The latest news from the Congressional Budget Office (CBO) is that while government spending is up, government revenues (by 9 percent) are up and taxes are up, the deficit is down. In fact, it is down to levels not seen since George Bush left office (2007-2008). So now Barack Obama can say that his performance on the deficit is no worse than George Bush’s. You know, those deficits that he described as “irresponsible” and “unpatriotic.”

But in fact the problem is not, and hasn’t been the deficit. It’s the spending. From an economics perspective we are actually worse off with higher spending and a lower deficit than we would be with lower spending and a higher deficits. In order to accomplish a smaller deficit the President and Congress have increase tax rates on productive activity–capital gains taxes, dividends taxes, and top marginal income tax rates.

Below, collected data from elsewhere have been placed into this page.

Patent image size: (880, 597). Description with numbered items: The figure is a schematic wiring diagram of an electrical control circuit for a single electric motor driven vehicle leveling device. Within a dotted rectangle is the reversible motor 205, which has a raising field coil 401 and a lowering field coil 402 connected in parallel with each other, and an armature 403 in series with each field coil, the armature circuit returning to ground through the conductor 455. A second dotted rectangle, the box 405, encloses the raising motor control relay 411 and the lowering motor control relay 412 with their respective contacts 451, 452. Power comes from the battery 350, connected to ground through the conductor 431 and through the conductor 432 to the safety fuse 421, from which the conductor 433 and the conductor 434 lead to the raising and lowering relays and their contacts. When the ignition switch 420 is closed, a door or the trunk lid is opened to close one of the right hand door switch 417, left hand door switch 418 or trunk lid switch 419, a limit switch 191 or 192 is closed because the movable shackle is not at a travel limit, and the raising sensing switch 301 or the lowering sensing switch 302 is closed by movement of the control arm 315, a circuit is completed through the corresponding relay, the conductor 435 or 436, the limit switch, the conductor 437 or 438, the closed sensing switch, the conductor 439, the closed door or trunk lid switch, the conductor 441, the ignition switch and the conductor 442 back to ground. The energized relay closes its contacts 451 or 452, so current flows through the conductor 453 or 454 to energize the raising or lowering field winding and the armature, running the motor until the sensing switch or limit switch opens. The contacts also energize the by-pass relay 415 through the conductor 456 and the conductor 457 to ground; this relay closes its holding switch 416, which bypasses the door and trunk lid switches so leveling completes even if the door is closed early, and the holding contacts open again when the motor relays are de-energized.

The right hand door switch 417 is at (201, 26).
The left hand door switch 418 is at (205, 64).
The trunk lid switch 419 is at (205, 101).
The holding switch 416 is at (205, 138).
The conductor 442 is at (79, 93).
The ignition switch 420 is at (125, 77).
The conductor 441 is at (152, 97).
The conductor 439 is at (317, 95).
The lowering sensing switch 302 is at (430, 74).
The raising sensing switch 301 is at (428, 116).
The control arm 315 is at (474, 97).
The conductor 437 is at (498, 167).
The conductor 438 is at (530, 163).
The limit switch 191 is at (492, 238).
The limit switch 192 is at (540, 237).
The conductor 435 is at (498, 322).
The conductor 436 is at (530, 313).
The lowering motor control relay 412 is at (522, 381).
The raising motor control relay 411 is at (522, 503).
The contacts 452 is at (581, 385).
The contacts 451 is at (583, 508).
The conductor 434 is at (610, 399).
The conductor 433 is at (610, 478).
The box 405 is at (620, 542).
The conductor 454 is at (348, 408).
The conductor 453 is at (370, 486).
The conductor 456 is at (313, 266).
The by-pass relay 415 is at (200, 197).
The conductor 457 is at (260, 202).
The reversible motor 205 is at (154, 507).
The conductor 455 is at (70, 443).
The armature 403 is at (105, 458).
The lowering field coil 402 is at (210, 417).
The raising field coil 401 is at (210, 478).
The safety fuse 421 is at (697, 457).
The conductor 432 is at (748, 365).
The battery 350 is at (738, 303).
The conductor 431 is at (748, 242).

The fact that this may have led to smaller deficits is not something to cheer about. All of these taxes discourage work effort, investment, and entrepreneurship. And the higher spending that the new revenues have given rise to does nothing but subtract from private sector activity. It does not add to it, as many Keynesian economists would have you believe.

It makes very little difference whether a given amount of spending is financed by borrowing or taxing. A dollar of government spending preempts a dollar of private sector spending or investment, regardless of how the government gets that dollar. Hoopla about the deficit going down is misplaced. The only real way fiscal policy can be used to help the economy is by cutting taxes on productive activity and cutting spending.